Member of Parliament for Lapointe
- In office August 1953 – June 1957
- Preceded by: Jules Gauthier
- Succeeded by: Augustin Brassard

Personal details
- Born: 19 February 1924 Saint-Cyriac, Quebec
- Died: 2 July 2004 (aged 80) Québec, Quebec
- Party: Independent
- Spouse(s): Rose Ange Plourde (m. 1 July 1949 - ?) Annette Labelle (m. unknown)
- Children: Rémy Girard
- Profession: journalist

= Fernand Girard =

Canadian politician

Fernand Girard (19 February 1924 - 2 July 2004) was an Independent member of the House of Commons of Canada. He was born in Saint-Cyriac, Quebec and became a journalist, including editor of Le Réveil de Jonquière.

He was first elected to Parliament at the Lapointe riding in the 1953 general election. After serving his only term, the 22nd Canadian Parliament, Girard was defeated by Augustin Brassard of the Liberal party.

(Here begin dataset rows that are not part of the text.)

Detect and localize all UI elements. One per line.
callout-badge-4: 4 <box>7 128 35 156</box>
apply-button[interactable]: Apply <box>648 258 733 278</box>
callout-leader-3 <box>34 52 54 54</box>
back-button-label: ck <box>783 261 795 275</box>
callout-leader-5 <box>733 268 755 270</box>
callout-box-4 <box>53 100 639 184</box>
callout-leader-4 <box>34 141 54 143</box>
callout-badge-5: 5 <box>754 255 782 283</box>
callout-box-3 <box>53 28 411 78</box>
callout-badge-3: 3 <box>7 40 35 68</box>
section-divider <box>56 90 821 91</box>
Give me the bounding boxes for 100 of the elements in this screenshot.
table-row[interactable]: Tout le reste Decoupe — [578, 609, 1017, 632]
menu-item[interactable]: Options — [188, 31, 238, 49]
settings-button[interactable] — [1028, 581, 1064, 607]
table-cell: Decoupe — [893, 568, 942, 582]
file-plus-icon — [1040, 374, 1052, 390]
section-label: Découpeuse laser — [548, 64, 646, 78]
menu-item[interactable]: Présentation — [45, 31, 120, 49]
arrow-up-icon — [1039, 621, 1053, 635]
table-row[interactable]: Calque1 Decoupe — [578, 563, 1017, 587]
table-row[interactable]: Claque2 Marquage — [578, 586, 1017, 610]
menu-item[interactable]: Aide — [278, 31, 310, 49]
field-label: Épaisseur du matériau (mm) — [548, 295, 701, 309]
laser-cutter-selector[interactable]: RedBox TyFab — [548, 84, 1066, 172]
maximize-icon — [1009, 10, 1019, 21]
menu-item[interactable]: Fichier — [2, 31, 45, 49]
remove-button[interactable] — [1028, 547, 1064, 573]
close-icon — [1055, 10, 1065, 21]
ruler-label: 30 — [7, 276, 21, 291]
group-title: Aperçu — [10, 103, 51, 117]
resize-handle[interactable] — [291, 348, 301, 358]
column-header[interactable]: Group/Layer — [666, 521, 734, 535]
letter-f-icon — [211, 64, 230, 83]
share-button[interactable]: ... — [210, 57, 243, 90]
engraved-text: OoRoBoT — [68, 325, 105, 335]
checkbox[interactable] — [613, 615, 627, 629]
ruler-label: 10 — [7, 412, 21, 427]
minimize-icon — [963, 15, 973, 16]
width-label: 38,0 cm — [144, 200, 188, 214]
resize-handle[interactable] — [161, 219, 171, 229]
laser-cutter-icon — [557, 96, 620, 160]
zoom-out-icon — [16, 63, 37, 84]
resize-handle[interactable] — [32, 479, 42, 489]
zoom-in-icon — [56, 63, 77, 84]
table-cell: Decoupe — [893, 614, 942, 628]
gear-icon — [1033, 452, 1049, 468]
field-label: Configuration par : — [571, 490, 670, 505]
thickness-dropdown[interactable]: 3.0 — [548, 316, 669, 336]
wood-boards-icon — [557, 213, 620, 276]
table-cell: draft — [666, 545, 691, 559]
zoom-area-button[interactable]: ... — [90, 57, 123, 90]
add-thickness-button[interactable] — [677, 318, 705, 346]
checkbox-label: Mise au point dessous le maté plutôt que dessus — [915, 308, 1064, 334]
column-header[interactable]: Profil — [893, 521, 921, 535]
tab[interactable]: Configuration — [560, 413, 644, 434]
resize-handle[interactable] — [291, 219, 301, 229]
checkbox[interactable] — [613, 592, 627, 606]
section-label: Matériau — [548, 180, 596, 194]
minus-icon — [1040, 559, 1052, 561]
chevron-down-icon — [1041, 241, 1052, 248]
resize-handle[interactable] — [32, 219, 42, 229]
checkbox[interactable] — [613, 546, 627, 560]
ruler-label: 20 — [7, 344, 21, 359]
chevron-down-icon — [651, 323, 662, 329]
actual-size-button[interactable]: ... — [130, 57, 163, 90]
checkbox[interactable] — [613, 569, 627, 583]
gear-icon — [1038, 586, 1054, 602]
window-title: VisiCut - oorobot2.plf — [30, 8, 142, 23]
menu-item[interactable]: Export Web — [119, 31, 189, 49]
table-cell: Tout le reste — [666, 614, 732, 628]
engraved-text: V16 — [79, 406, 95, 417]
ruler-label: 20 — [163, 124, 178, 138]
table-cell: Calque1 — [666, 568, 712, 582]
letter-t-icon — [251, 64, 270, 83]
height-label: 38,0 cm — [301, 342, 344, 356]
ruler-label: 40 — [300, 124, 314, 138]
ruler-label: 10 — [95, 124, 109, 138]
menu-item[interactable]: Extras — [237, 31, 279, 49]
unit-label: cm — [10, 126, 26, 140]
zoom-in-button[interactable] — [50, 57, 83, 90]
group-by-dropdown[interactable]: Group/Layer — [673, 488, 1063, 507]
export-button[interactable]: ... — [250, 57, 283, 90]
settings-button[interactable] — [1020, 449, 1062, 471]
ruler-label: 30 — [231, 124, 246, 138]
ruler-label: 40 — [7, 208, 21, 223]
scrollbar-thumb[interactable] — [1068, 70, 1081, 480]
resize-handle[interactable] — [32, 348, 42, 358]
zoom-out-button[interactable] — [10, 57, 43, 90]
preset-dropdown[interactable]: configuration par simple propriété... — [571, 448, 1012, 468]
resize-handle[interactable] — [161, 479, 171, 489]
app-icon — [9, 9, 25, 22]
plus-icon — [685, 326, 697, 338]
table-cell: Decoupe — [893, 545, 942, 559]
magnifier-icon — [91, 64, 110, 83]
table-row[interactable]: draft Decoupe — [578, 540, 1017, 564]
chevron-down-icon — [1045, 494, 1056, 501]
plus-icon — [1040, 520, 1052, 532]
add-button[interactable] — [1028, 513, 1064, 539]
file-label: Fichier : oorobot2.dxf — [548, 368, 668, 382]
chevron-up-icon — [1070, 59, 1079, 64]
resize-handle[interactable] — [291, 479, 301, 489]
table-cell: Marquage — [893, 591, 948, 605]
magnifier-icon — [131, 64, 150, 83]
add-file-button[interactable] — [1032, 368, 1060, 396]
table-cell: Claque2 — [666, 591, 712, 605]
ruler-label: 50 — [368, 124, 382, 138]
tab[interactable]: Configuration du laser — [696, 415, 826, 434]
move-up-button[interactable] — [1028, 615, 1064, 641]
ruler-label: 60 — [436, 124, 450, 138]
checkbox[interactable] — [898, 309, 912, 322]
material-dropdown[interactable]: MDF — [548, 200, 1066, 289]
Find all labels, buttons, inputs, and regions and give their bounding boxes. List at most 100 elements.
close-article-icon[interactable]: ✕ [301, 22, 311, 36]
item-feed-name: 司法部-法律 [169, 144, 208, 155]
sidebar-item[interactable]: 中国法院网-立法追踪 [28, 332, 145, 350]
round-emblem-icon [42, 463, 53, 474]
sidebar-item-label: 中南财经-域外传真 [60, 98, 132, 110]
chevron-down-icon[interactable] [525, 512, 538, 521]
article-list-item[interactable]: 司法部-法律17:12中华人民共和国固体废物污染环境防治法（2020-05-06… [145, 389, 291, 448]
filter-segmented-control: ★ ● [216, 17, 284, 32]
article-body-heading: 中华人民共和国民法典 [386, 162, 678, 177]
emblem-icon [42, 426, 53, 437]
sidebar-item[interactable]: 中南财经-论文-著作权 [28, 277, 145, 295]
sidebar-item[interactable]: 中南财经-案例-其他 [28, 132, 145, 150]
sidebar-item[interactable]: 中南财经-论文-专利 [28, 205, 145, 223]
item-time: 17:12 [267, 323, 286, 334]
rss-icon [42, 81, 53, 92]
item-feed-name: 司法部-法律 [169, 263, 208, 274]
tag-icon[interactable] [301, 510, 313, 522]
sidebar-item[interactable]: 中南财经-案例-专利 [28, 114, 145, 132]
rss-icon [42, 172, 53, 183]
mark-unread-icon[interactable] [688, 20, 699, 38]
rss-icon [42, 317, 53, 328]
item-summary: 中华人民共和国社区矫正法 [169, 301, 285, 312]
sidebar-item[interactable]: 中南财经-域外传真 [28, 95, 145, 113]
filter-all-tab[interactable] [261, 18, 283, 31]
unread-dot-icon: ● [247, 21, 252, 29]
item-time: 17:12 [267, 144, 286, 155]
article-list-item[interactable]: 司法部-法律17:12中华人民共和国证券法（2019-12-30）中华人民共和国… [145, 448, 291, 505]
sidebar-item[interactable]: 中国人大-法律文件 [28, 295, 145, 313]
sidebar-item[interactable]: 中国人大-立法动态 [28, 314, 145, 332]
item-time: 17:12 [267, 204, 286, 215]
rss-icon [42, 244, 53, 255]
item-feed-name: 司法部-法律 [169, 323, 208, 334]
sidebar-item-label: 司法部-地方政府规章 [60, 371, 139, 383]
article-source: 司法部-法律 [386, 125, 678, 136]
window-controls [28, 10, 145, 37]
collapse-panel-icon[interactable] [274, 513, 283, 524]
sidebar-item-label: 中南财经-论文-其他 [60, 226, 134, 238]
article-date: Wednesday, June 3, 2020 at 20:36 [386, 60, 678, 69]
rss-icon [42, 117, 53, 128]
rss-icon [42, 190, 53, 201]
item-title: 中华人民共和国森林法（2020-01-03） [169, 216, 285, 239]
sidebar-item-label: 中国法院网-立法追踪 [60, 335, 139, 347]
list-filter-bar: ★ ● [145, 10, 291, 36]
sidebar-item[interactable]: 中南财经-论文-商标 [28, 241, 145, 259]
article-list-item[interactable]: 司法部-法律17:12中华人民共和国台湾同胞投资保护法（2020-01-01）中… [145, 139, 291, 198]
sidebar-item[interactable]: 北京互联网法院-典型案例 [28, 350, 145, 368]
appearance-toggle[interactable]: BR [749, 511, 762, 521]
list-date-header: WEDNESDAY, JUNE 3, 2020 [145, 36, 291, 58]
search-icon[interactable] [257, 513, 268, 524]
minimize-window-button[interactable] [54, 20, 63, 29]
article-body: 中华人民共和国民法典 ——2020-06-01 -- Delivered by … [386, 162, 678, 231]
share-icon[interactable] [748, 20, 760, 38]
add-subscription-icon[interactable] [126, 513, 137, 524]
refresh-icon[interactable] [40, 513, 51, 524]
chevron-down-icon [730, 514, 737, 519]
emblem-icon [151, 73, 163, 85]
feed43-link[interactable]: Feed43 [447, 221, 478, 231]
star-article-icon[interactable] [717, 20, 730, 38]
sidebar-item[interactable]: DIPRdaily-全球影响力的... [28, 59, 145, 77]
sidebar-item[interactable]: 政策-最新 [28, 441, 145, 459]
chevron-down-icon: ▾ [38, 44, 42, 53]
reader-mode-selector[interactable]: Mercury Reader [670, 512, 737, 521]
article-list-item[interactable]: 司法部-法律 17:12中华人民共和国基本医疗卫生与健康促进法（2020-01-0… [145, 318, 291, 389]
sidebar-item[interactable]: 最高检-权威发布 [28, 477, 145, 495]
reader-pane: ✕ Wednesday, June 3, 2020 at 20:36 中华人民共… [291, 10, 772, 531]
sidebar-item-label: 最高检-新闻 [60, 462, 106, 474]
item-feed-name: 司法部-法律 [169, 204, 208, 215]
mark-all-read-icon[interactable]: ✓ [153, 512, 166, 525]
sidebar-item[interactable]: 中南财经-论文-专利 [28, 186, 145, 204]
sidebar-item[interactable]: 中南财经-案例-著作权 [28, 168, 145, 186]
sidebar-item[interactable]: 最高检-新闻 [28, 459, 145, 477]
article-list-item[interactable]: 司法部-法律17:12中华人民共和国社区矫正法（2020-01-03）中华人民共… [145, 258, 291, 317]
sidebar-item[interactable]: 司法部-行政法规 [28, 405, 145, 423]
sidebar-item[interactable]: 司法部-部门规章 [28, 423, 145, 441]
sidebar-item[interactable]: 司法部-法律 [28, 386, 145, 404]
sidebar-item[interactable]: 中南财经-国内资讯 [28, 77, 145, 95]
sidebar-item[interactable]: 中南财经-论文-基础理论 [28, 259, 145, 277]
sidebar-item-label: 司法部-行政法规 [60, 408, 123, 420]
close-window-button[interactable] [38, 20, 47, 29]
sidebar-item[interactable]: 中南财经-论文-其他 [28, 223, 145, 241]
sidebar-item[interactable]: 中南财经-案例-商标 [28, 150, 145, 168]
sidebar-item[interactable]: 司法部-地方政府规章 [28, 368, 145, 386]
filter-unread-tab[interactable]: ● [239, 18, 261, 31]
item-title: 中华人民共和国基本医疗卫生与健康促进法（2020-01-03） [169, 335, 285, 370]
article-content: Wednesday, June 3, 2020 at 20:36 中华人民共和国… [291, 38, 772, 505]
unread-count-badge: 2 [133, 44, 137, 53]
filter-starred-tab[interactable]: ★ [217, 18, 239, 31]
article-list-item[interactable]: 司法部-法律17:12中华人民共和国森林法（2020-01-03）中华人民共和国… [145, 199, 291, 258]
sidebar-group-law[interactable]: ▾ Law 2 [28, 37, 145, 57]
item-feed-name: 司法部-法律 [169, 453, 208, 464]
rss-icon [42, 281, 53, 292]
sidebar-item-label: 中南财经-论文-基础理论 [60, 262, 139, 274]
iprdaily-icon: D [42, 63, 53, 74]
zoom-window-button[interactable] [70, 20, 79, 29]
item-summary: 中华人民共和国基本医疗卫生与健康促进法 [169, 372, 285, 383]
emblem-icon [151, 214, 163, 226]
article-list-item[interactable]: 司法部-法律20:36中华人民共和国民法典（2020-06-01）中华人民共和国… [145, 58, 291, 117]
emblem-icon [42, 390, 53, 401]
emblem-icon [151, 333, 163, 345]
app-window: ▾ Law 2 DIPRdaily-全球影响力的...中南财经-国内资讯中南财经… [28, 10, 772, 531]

After this, Girard moved to provincial politics where he became general secretary and cabinet chief of Quebec's Union Nationale party, serving under Premier Daniel Johnson, Sr. After his retirement, he became vice-president of Société québécoise d’initiative pétrolière (SOQUIP).

In 1954, with Gaston D'Auteuil, Girard wrote the book Artisans d'un beau Royaume, a historic review of the Sageunay-Lac-Saint-Jean area.

Girard died at Jonquière on 2 July 2004, aged 80.

His son Rémy Girard is a noted Canadian actor.